The ammeter is a source of car fires in many instances because it must have
a good bit of juice flowing through it to wok. I'd consider replacing the
stock ammeter with an aftermarket volt meter. It doesn't need a load running
through it.

Ammeters (you'd think they'd be called ampmeters) are simple, but no longer a good idea unless you get a remote-shunt type.

The idea is, all the current to and from the battery -- except the
starter -- flows through the ammeter. You can watch charge go into
and out of the battery. Sounds great.

However, when they were popular, 15 - 20 amp generators were
common, and 35-amp alternators were "large". Charging systems were
unreliable (mechanical regulators and generally lower standards).

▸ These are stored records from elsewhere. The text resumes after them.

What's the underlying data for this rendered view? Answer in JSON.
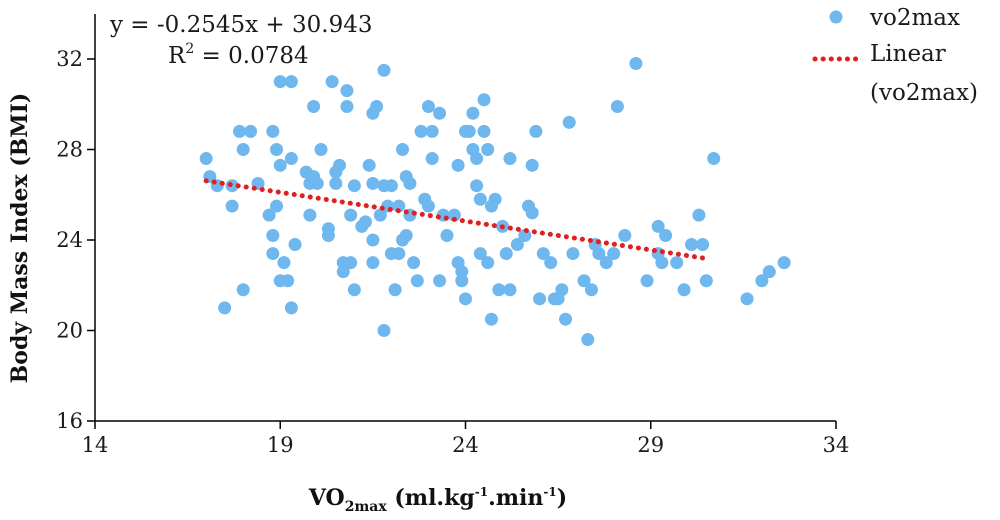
{
  "chart_data": {
    "type": "scatter",
    "ylabel": "Body Mass Index (BMI)",
    "xlabel_main": "VO",
    "xlabel_sub": "2max",
    "xlabel_rest_1": " (ml.kg",
    "xlabel_sup_1": "-1",
    "xlabel_rest_2": ".min",
    "xlabel_sup_2": "-1",
    "xlabel_rest_3": ")",
    "xlim": [
      14,
      34
    ],
    "ylim": [
      16,
      34
    ],
    "x_ticks": [
      14,
      19,
      24,
      29,
      34
    ],
    "y_ticks": [
      16,
      20,
      24,
      28,
      32
    ],
    "equation": "y = -0.2545x + 30.943",
    "r_squared_label": "R",
    "r_squared_sup": "2",
    "r_squared_value": " = 0.0784",
    "trendline": {
      "slope": -0.2545,
      "intercept": 30.943,
      "x_start": 17,
      "x_end": 30.6
    },
    "legend_position": "top-right",
    "series": [
      {
        "name": "vo2max",
        "color": "#6fb7ef",
        "points": [
          [
            17.0,
            27.6
          ],
          [
            17.1,
            26.8
          ],
          [
            17.3,
            26.4
          ],
          [
            17.5,
            21.0
          ],
          [
            17.7,
            26.4
          ],
          [
            17.7,
            25.5
          ],
          [
            17.9,
            28.8
          ],
          [
            18.0,
            28.0
          ],
          [
            18.0,
            21.8
          ],
          [
            18.2,
            28.8
          ],
          [
            18.4,
            26.5
          ],
          [
            18.7,
            25.1
          ],
          [
            18.8,
            28.8
          ],
          [
            18.8,
            24.2
          ],
          [
            18.8,
            23.4
          ],
          [
            18.9,
            25.5
          ],
          [
            18.9,
            28.0
          ],
          [
            19.0,
            27.3
          ],
          [
            19.0,
            31.0
          ],
          [
            19.0,
            22.2
          ],
          [
            19.1,
            23.0
          ],
          [
            19.2,
            22.2
          ],
          [
            19.3,
            31.0
          ],
          [
            19.3,
            27.6
          ],
          [
            19.3,
            21.0
          ],
          [
            19.4,
            23.8
          ],
          [
            19.7,
            27.0
          ],
          [
            19.8,
            26.5
          ],
          [
            19.8,
            25.1
          ],
          [
            19.9,
            29.9
          ],
          [
            19.9,
            26.8
          ],
          [
            20.0,
            26.5
          ],
          [
            20.1,
            28.0
          ],
          [
            20.3,
            24.5
          ],
          [
            20.3,
            24.2
          ],
          [
            20.4,
            31.0
          ],
          [
            20.5,
            27.0
          ],
          [
            20.5,
            26.5
          ],
          [
            20.6,
            27.3
          ],
          [
            20.7,
            23.0
          ],
          [
            20.7,
            22.6
          ],
          [
            20.8,
            30.6
          ],
          [
            20.8,
            29.9
          ],
          [
            20.9,
            25.1
          ],
          [
            20.9,
            23.0
          ],
          [
            21.0,
            26.4
          ],
          [
            21.0,
            21.8
          ],
          [
            21.2,
            24.6
          ],
          [
            21.3,
            24.8
          ],
          [
            21.4,
            27.3
          ],
          [
            21.5,
            29.6
          ],
          [
            21.5,
            26.5
          ],
          [
            21.5,
            23.0
          ],
          [
            21.5,
            24.0
          ],
          [
            21.6,
            29.9
          ],
          [
            21.7,
            25.1
          ],
          [
            21.8,
            31.5
          ],
          [
            21.8,
            26.4
          ],
          [
            21.8,
            20.0
          ],
          [
            21.9,
            25.5
          ],
          [
            22.0,
            26.4
          ],
          [
            22.0,
            23.4
          ],
          [
            22.1,
            21.8
          ],
          [
            22.2,
            25.5
          ],
          [
            22.2,
            23.4
          ],
          [
            22.3,
            28.0
          ],
          [
            22.3,
            24.0
          ],
          [
            22.4,
            24.2
          ],
          [
            22.4,
            26.8
          ],
          [
            22.5,
            25.1
          ],
          [
            22.5,
            26.5
          ],
          [
            22.6,
            23.0
          ],
          [
            22.7,
            22.2
          ],
          [
            22.8,
            28.8
          ],
          [
            22.9,
            25.8
          ],
          [
            23.0,
            25.5
          ],
          [
            23.0,
            29.9
          ],
          [
            23.1,
            27.6
          ],
          [
            23.1,
            28.8
          ],
          [
            23.3,
            29.6
          ],
          [
            23.3,
            22.2
          ],
          [
            23.4,
            25.1
          ],
          [
            23.5,
            24.2
          ],
          [
            23.7,
            25.1
          ],
          [
            23.8,
            27.3
          ],
          [
            23.8,
            23.0
          ],
          [
            23.9,
            22.6
          ],
          [
            23.9,
            22.2
          ],
          [
            24.0,
            28.8
          ],
          [
            24.0,
            21.4
          ],
          [
            24.1,
            28.8
          ],
          [
            24.2,
            29.6
          ],
          [
            24.2,
            28.0
          ],
          [
            24.3,
            27.6
          ],
          [
            24.3,
            26.4
          ],
          [
            24.4,
            25.8
          ],
          [
            24.4,
            23.4
          ],
          [
            24.5,
            28.8
          ],
          [
            24.5,
            30.2
          ],
          [
            24.6,
            23.0
          ],
          [
            24.6,
            28.0
          ],
          [
            24.7,
            25.5
          ],
          [
            24.7,
            20.5
          ],
          [
            24.8,
            25.8
          ],
          [
            24.9,
            21.8
          ],
          [
            25.0,
            24.6
          ],
          [
            25.1,
            23.4
          ],
          [
            25.2,
            21.8
          ],
          [
            25.2,
            27.6
          ],
          [
            25.4,
            23.8
          ],
          [
            25.6,
            24.2
          ],
          [
            25.7,
            25.5
          ],
          [
            25.8,
            27.3
          ],
          [
            25.8,
            25.2
          ],
          [
            25.9,
            28.8
          ],
          [
            26.0,
            21.4
          ],
          [
            26.1,
            23.4
          ],
          [
            26.3,
            23.0
          ],
          [
            26.4,
            21.4
          ],
          [
            26.5,
            21.4
          ],
          [
            26.6,
            21.8
          ],
          [
            26.7,
            20.5
          ],
          [
            26.8,
            29.2
          ],
          [
            26.9,
            23.4
          ],
          [
            27.2,
            22.2
          ],
          [
            27.3,
            19.6
          ],
          [
            27.4,
            21.8
          ],
          [
            27.5,
            23.8
          ],
          [
            27.6,
            23.4
          ],
          [
            27.8,
            23.0
          ],
          [
            28.0,
            23.4
          ],
          [
            28.1,
            29.9
          ],
          [
            28.3,
            24.2
          ],
          [
            28.6,
            31.8
          ],
          [
            28.9,
            22.2
          ],
          [
            29.2,
            23.4
          ],
          [
            29.2,
            24.6
          ],
          [
            29.3,
            23.0
          ],
          [
            29.4,
            24.2
          ],
          [
            29.7,
            23.0
          ],
          [
            29.9,
            21.8
          ],
          [
            30.1,
            23.8
          ],
          [
            30.3,
            25.1
          ],
          [
            30.4,
            23.8
          ],
          [
            30.5,
            22.2
          ],
          [
            30.7,
            27.6
          ],
          [
            31.6,
            21.4
          ],
          [
            32.0,
            22.2
          ],
          [
            32.2,
            22.6
          ],
          [
            32.6,
            23.0
          ]
        ]
      },
      {
        "name": "Linear",
        "name_line2": "(vo2max)",
        "color": "#e02020"
      }
    ]
  }
}
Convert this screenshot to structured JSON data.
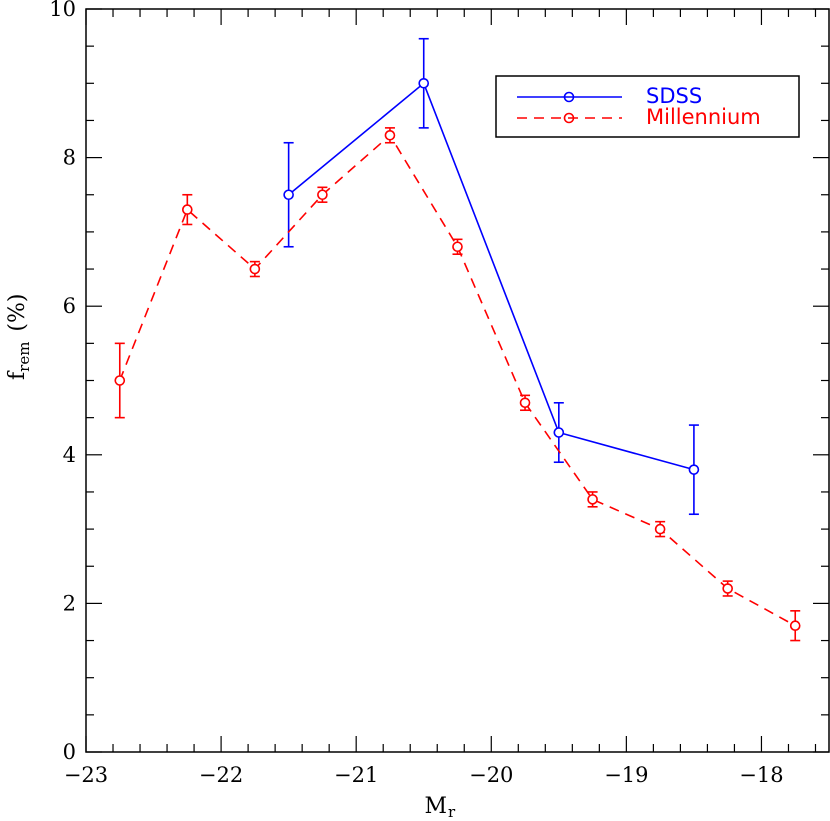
{
  "chart_data": {
    "type": "line",
    "title": "",
    "xlabel": "M",
    "xlabel_sub": "r",
    "ylabel": "f",
    "ylabel_sub": "rem",
    "ylabel_suffix": "(%)",
    "xlim": [
      -23,
      -17.5
    ],
    "ylim": [
      0,
      10
    ],
    "x_ticks": [
      -23,
      -22,
      -21,
      -20,
      -19,
      -18
    ],
    "x_tick_labels": [
      "−23",
      "−22",
      "−21",
      "−20",
      "−19",
      "−18"
    ],
    "y_ticks": [
      0,
      2,
      4,
      6,
      8,
      10
    ],
    "y_tick_labels": [
      "0",
      "2",
      "4",
      "6",
      "8",
      "10"
    ],
    "grid": false,
    "legend_position": "top-right",
    "series": [
      {
        "name": "SDSS",
        "color": "#0000ff",
        "line_style": "solid",
        "marker": "open-circle",
        "x": [
          -21.5,
          -20.5,
          -19.5,
          -18.5
        ],
        "y": [
          7.5,
          9.0,
          4.3,
          3.8
        ],
        "y_err": [
          0.7,
          0.6,
          0.4,
          0.6
        ]
      },
      {
        "name": "Millennium",
        "color": "#ff0000",
        "line_style": "dashed",
        "marker": "open-circle",
        "x": [
          -22.75,
          -22.25,
          -21.75,
          -21.25,
          -20.75,
          -20.25,
          -19.75,
          -19.25,
          -18.75,
          -18.25,
          -17.75
        ],
        "y": [
          5.0,
          7.3,
          6.5,
          7.5,
          8.3,
          6.8,
          4.7,
          3.4,
          3.0,
          2.2,
          1.7
        ],
        "y_err": [
          0.5,
          0.2,
          0.1,
          0.1,
          0.1,
          0.1,
          0.1,
          0.1,
          0.1,
          0.1,
          0.2
        ]
      }
    ]
  }
}
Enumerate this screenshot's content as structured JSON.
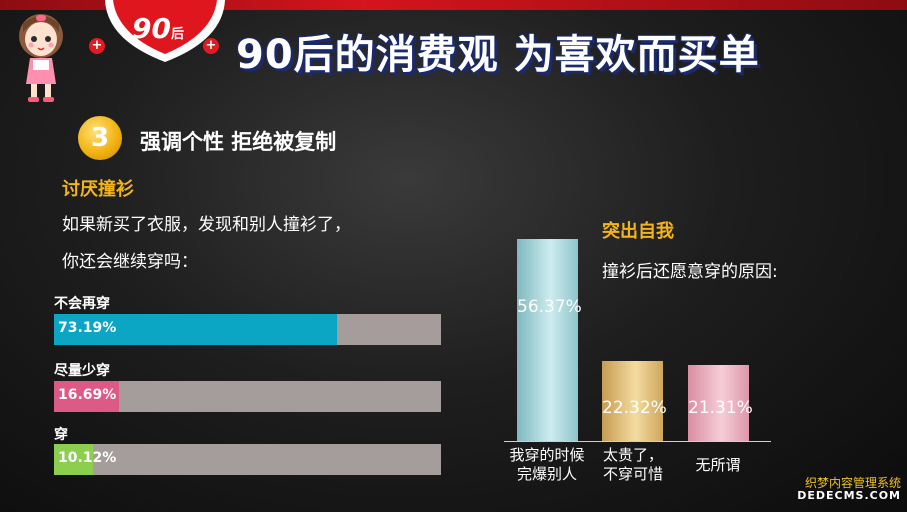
{
  "header": {
    "badge_number": "90",
    "badge_suffix": "后",
    "title": "90后的消费观 为喜欢而买单"
  },
  "section": {
    "number": "3",
    "title": "强调个性 拒绝被复制"
  },
  "left": {
    "heading": "讨厌撞衫",
    "question_line1": "如果新买了衣服，发现和别人撞衫了，",
    "question_line2": "你还会继续穿吗："
  },
  "right": {
    "heading": "突出自我",
    "subtitle": "撞衫后还愿意穿的原因:"
  },
  "colors": {
    "bar_teal": "#0aa6c4",
    "bar_pink": "#de5a86",
    "bar_green": "#8ccf4e",
    "track_grey": "#a59c9c",
    "accent_yellow": "#f4b41a"
  },
  "chart_data": [
    {
      "type": "bar",
      "orientation": "horizontal",
      "title": "如果新买了衣服，发现和别人撞衫了，你还会继续穿吗：",
      "categories": [
        "不会再穿",
        "尽量少穿",
        "穿"
      ],
      "values": [
        73.19,
        16.69,
        10.12
      ],
      "value_labels": [
        "73.19%",
        "16.69%",
        "10.12%"
      ],
      "xlim": [
        0,
        100
      ],
      "unit": "%",
      "grid": false,
      "legend": "none"
    },
    {
      "type": "bar",
      "orientation": "vertical",
      "title": "撞衫后还愿意穿的原因:",
      "categories": [
        "我穿的时候\n完爆别人",
        "太贵了，\n不穿可惜",
        "无所谓"
      ],
      "values": [
        56.37,
        22.32,
        21.31
      ],
      "value_labels": [
        "56.37%",
        "22.32%",
        "21.31%"
      ],
      "ylim": [
        0,
        60
      ],
      "unit": "%",
      "grid": false,
      "legend": "none"
    }
  ],
  "watermark": {
    "line1": "织梦内容管理系统",
    "line2": "DEDECMS.COM"
  }
}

For even 20 amps using a decent wire gauge is easy, perfect crimps
less important, in a really simple vehicle (with few wires through
the firewall and room under the dash) it's not that big a deal.

In modern cars with tight dashes and harnesses (heat, pinching,
bends, lack of visibility) and huge alternators with big currents
you'd need to use really large wire and near-perfect connections
to run say 60 amps from the alt, to the dash, back to the
battery/alt area. That's a dozen feet or more of heavy copper and
a lot of heat.  Short that, and you have a fire.


There are shunt-type ammeters. A shunt is simply a very low-value, high-power resistor. You wire it in series with the battery as a regular ammeter, but you can put it under the hood close to the battery, etc. Then you run skinny wires to the guage part. These wires carry only the "signal" and not the full load.

[The dash-type ammeters simply have the shunt built into them.]


Voltmeters only need a really simple, tiny, safe wire, to any reasonable point in the system.

It turns out, simply monitoring battery terminal voltage is a
really good indication of battery state -- and it was true in
1950.  I don't know why it wasn't done then. I think it was
basically, people wanted to see "juice" going into the battery.

I have a voltmeter on my Rambler. It's useful. Car off, it reads
12V or so. Running, over 1000rpm, voltage lifts to 14V or so.
Idle, fan, lights, etc on, voltage drops; rev it up, back to 14V.
YOu can see the alternator and loads working.

When the alternator crapped out, and the voltage shot up to 16+
volts, I could see it. On an ammeter it would have showed "+"
current, charging.  Same difference.



Great Idea !  Where would be the correct spot to connect a voltmeter into
the wiring on a 70 Javelin with Motorola alternator?

Close to the battery (electrically, that is) is best. On an old car, close to the "BAT" terminal on the ignition switch. (My rambler's voltmeter shows battery voltage with the key off. They draw nearly zero current.) Just don't stick it out at the end of a wire that feeds some heavy load -- for example, if you put it on the fused wire to the fan, say, when the fan is on, drawing current, there is a voltage drop in that wire; the voltmeter would show the dropped voltage.